Uma vez que os riscos fazem parte da nossa vida, desde a infância até a velhice, saber que eles existem e aprender a lidar com essas situações fora da zona de conforto é fundamental para que as crianças sejam mais seguras, confiantes e resilientes. Além disso, se expor a brincadeiras com certa medida de riscos, proporciona aprendizados que, mais tarde, poderão ser aplicados a outras áreas da vida. Isso quer dizer que crianças que topam desafios e situações de risco em brincadeiras, quando forem adultas, poderão ter a mesma coragem no momento de tomarem outras decisões arriscadas, como mudança de emprego, morar fora do país, empreender em novos negócios e investir em projetos inovadores, por exemplo.  

As brincadeiras que possibilitam que os pequenos se arrisquem também são positivas para uma vida mais saudável, uma vez que representam uma atividade física, além de incentivarem a criatividade, as habilidades sociais e a superação de desafios e frustrações, ensinando os pequenos a não desistirem.
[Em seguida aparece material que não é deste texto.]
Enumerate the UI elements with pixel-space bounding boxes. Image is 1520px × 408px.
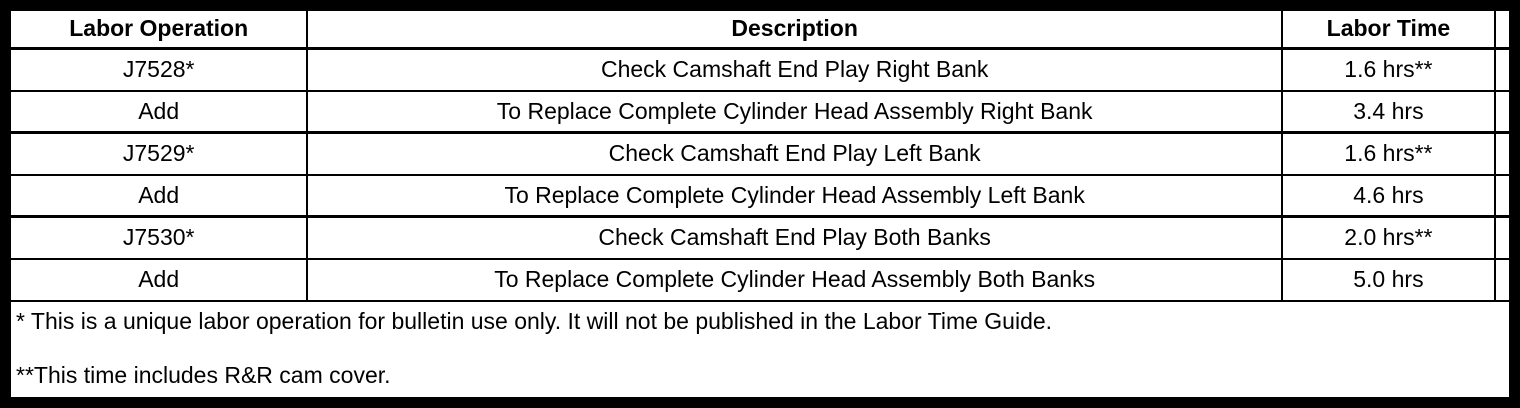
table-row: Add To Replace Complete Cylinder Head As… — [8, 89, 1512, 134]
header-labor-time: Labor Time — [1280, 9, 1496, 50]
labor-time-cell: 1.6 hrs** — [1280, 47, 1496, 92]
labor-time-table: Labor Operation Description Labor Time J… — [8, 9, 1512, 399]
description-cell: Check Camshaft End Play Left Bank — [306, 131, 1283, 176]
table-header-row: Labor Operation Description Labor Time — [8, 9, 1512, 50]
description-cell: Check Camshaft End Play Both Banks — [306, 215, 1283, 260]
row-end-spacer-cell — [1493, 89, 1512, 134]
table-row: Add To Replace Complete Cylinder Head As… — [8, 173, 1512, 218]
table-row: J7530* Check Camshaft End Play Both Bank… — [8, 215, 1512, 260]
labor-time-cell: 1.6 hrs** — [1280, 131, 1496, 176]
labor-time-cell: 3.4 hrs — [1280, 89, 1496, 134]
description-cell: Check Camshaft End Play Right Bank — [306, 47, 1283, 92]
description-cell: To Replace Complete Cylinder Head Assemb… — [306, 257, 1283, 302]
labor-operation-cell: Add — [8, 257, 309, 302]
row-end-spacer-cell — [1493, 215, 1512, 260]
description-cell: To Replace Complete Cylinder Head Assemb… — [306, 89, 1283, 134]
labor-time-cell: 2.0 hrs** — [1280, 215, 1496, 260]
footnote-time-includes-cam-cover: **This time includes R&R cam cover. — [16, 361, 391, 388]
row-end-spacer-cell — [1493, 257, 1512, 302]
header-labor-operation: Labor Operation — [8, 9, 309, 50]
footnote-unique-labor-operation: * This is a unique labor operation for b… — [16, 307, 1053, 334]
footnote-area: * This is a unique labor operation for b… — [9, 299, 1511, 399]
row-end-spacer-cell — [1493, 47, 1512, 92]
footnote-row: * This is a unique labor operation for b… — [9, 299, 1511, 399]
labor-operation-cell: J7529* — [8, 131, 309, 176]
row-end-spacer-cell — [1493, 131, 1512, 176]
header-description: Description — [306, 9, 1283, 50]
table-row: Add To Replace Complete Cylinder Head As… — [8, 257, 1512, 302]
table-row: J7528* Check Camshaft End Play Right Ban… — [8, 47, 1512, 92]
header-end-spacer — [1493, 9, 1512, 50]
table-row: J7529* Check Camshaft End Play Left Bank… — [8, 131, 1512, 176]
labor-operation-cell: J7530* — [8, 215, 309, 260]
labor-time-cell: 4.6 hrs — [1280, 173, 1496, 218]
labor-operation-cell: J7528* — [8, 47, 309, 92]
description-cell: To Replace Complete Cylinder Head Assemb… — [306, 173, 1283, 218]
labor-time-cell: 5.0 hrs — [1280, 257, 1496, 302]
labor-operation-cell: Add — [8, 173, 309, 218]
labor-operation-cell: Add — [8, 89, 309, 134]
row-end-spacer-cell — [1493, 173, 1512, 218]
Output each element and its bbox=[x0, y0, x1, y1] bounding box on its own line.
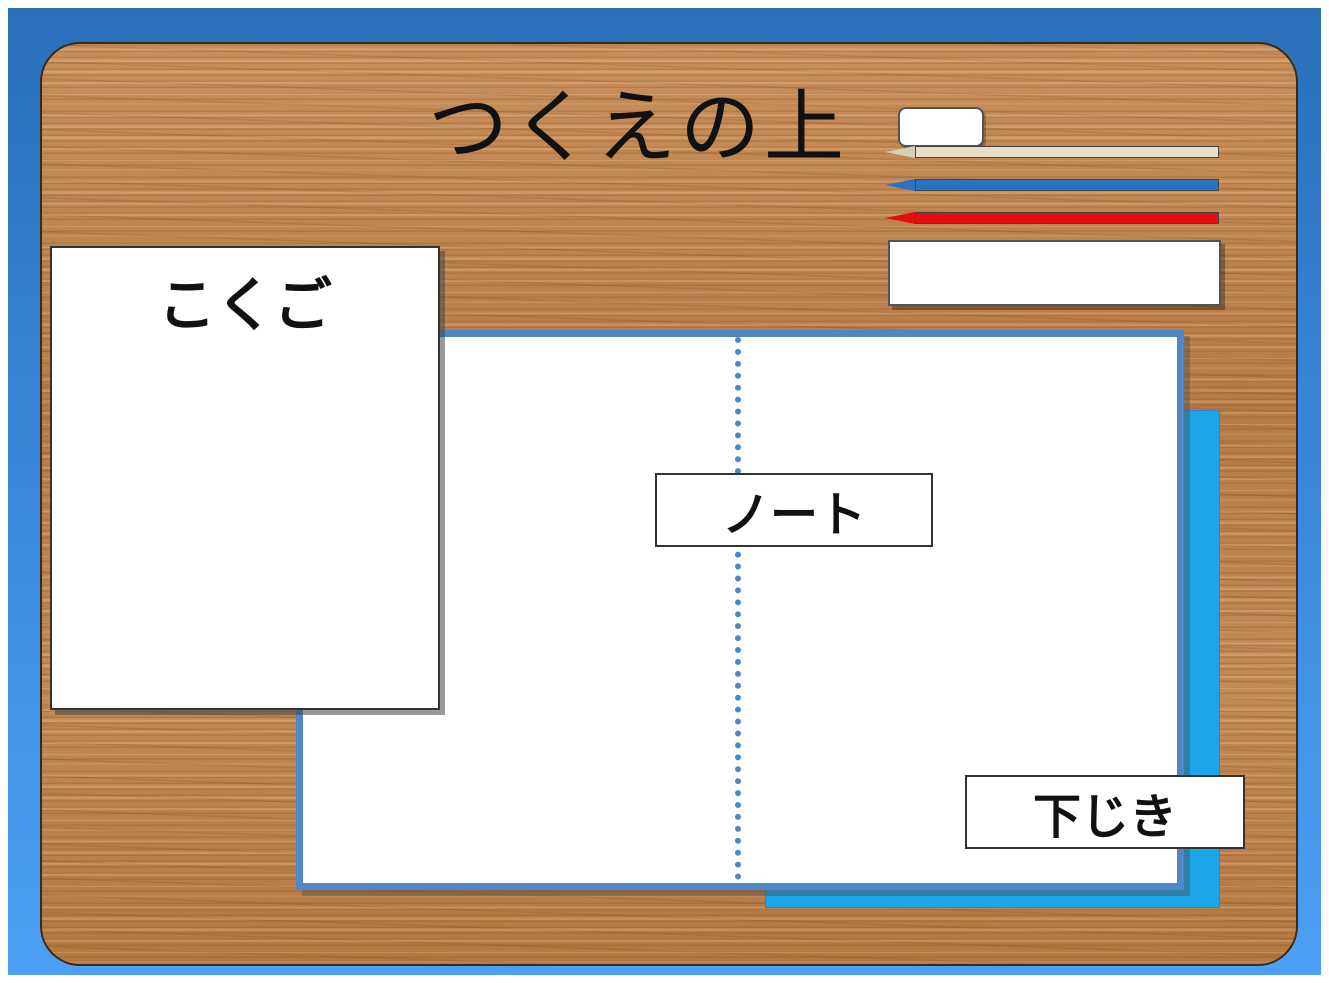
page-title: つくえの上 bbox=[428, 88, 848, 168]
notebook-label: ノート bbox=[655, 473, 933, 547]
pencil-icon bbox=[885, 146, 1219, 158]
textbook: こくご bbox=[50, 246, 440, 710]
shitajiki-label: 下じき bbox=[965, 775, 1245, 849]
blue-pencil-icon bbox=[885, 179, 1219, 191]
red-pencil-icon bbox=[885, 212, 1219, 224]
eraser-icon bbox=[898, 107, 984, 147]
notebook-spine bbox=[735, 337, 741, 880]
textbook-label: こくご bbox=[52, 258, 438, 342]
ruler-icon bbox=[888, 240, 1221, 306]
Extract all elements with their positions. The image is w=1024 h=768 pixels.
Nesse aspecto, brincar ao ar livre, com elementos naturais, ou em playgrounds possibilita uma série de benefícios que, muitas vezes, brincar apenas dentro de casa não contempla.

Os limites entre o risco “bom” e o risco “ruim”

Claro que quando dizemos correr riscos, não estamos falando em deixar as crianças mais suscetíveis a acidentes ou colocar sua vida e saúde em real perigo, mas sim em um contexto de brincadeiras e atividades – principalmente ao ar livre – com a presença e a supervisão de adultos. Por isso, é importante avaliar em cada situação quais as chances de a criança se machucar e quais as consequências que isso terá em sua vida. Afinal, o medo e a noção de perigo também são fundamentais e, para além disso, é importante entender e respeitar os limites de cada um.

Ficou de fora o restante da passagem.